Sadly even at this point there wasn't time to write and screenshot the instructions. This is where that XBox-generation son of mine came in, he was looking up some how-to-guides on YouTube, and I had a cunning plan!
It's true - turn to Google, and ask "how do I...", and more than likely you'll end up with a whole load of YouTube links. Video is a method we're increasingly getting experience of using to learn.
I figured I could do a screen recording with a headset talking through the important attributes (both business and technical) as I performed several key tasks on our system (especially those non-intuitive tasks). I have to say everything on our system is documented, but that doesn't really mean if I gave all that documentation to a new tester that they'd know where to get started.
My reasoning for recording a series of screencasts was I could achieve in about a day what it would take a week and more to achieve in writing a handbook. It sounded too good to be true.

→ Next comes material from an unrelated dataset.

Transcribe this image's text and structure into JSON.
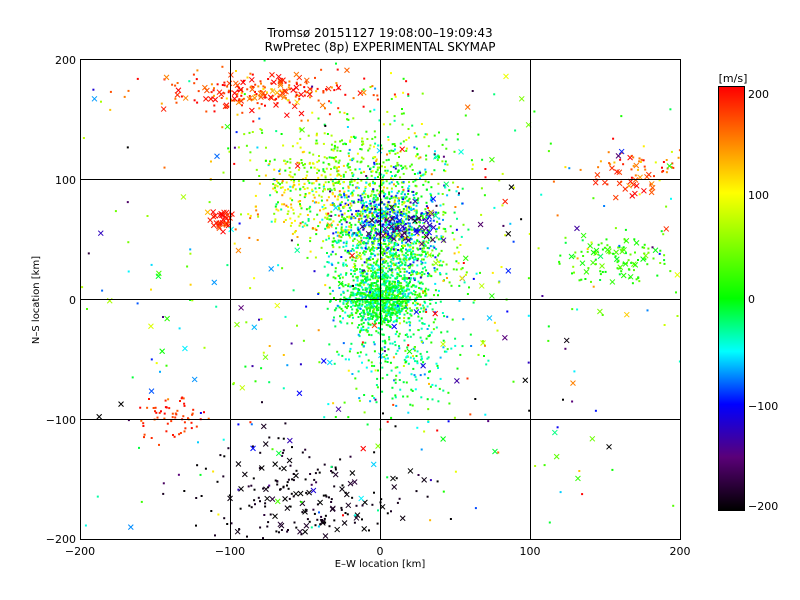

And it was! There were some difficulties namely,
- Screencasting software isn't "just available to download", it costs. I tried some software out, and hated it. Fortunately from my stop motion work I had a copy of AVS Video Editor. The problem was it ran (and was locked to) my very old Vista machine. Vista!
- Thankfully my target audience was other peer testers, because the videos are not slick, and involve some fumbling "oh wait ... I'm not on the right page". To get something good enough to show-and-tell a customer, you do really need thorough knowledge of the system, and (shock horror) be working to a script. So closer to a week than a day there!

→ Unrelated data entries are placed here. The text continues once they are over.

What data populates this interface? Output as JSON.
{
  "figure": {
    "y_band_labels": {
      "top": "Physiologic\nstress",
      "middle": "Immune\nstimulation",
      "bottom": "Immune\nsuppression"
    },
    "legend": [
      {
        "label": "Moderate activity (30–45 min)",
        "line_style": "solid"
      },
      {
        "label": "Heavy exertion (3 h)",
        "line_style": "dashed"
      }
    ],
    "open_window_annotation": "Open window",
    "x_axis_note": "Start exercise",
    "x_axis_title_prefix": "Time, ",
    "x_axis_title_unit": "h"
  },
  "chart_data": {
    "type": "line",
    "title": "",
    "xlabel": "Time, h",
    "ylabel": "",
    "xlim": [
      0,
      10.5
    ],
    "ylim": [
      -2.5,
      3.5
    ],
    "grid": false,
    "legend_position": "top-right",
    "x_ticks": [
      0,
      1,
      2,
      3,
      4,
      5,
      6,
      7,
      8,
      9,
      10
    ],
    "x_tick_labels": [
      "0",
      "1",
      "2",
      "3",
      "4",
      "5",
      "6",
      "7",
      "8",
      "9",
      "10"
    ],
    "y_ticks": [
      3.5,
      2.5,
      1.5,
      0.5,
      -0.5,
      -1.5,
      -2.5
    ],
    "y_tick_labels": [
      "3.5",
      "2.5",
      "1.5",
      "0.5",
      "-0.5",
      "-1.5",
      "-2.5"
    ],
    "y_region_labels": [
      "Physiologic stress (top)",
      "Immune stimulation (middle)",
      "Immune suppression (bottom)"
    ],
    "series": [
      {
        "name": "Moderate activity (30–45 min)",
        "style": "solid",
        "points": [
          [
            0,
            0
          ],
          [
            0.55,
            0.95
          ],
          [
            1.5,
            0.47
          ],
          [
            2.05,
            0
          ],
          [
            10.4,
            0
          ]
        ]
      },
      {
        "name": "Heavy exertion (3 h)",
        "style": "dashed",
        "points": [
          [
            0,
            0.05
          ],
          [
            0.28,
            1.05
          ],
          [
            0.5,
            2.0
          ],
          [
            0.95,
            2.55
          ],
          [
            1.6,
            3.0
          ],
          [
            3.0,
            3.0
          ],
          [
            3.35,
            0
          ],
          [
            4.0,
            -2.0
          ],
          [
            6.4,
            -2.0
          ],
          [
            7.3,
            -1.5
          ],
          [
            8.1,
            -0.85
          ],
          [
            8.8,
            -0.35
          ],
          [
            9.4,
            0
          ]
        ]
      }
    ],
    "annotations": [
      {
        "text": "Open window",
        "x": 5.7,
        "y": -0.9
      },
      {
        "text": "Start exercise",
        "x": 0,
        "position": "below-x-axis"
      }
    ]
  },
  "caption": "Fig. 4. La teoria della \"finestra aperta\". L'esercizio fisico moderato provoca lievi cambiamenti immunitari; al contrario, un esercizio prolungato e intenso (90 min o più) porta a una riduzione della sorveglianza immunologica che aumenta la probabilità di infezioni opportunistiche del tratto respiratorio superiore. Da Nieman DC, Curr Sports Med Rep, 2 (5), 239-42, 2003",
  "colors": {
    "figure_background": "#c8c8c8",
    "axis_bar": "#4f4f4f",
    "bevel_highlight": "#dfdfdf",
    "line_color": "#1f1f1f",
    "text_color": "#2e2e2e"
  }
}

- Vista. Well to be honest it's an old laptop, and I was running a lot of applications on it, so it's 2GB memory struggled, and occasionally the IE browser I needed to use just "stuck", but even that pailed into comparison next to everyone's favourite, the blue screen of death that would happen if my video was too long ...
This path had risks to it - mainly that by the end of it, I'd have used up a day or more, with no real gain, and be stuck trying to do the handbook again (and being a day behind on that). To that it became important to know "how long to spend on this before I need to see results?". Thankfully my technical problems only wasted a few hours, but I needed to be mindful if I kept having problems on when to just abandon the project and do things "more traditionally".

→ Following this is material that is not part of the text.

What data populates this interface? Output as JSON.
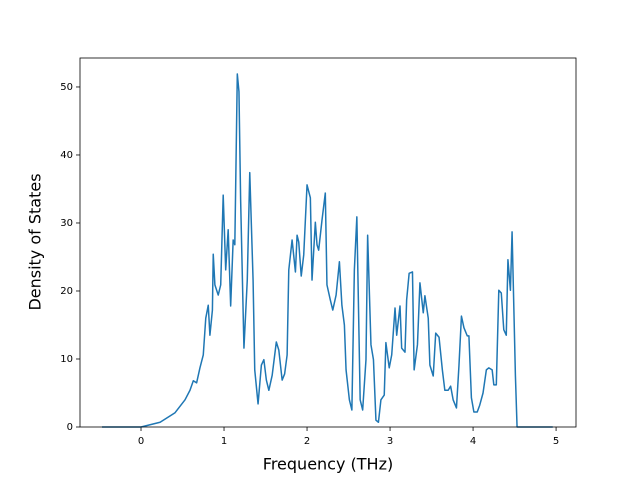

It was also not only untried, but even when finished, I had the feeling of "cheating". Somehow onboarding instructions should be a Word document, we're just so trained to it like Pavlov's dogs. Videos felt "wrong" somehow.
Yet all the same, the purpose of the material, whether video or Word document is to educate new testers. The media through which that is achieved is not as important as the acid test of if people can learn from what you've produced. Certainly there was a lot of Twitter support last night for the concept ....
What I realised last night is that just like the As You Like It production last night, I won't "be proved right", I'm just enjoying as we all should, and opportunity to experiment, try something new, and if it works, maybe evolve our approach. It's not about being proven right, it's taking the leap and freedom to try something new, and by doing so not feeling trapped by convention we feel we have no control of.
In our own way, every week we should be taking risks, trying something new, but knowing when somethings "not working" and to cut our losses. Thats how we evolve our approach to what we do, much like that first theatre that used (shock horror) female actors to play female characters!
[Of course all that got put "on drugs" by the British convention of pantomime where typically the hero is a female playing a male, and there's a pantomime dame, played by a guy. Typically most pantomimes end with a double wedding of the (female hero) and damsel, as well as the pantomime dame and their (male interest). Same sex marriage, and in front of the kids! And yet it's only lately that some people are getting horrified by the concept!]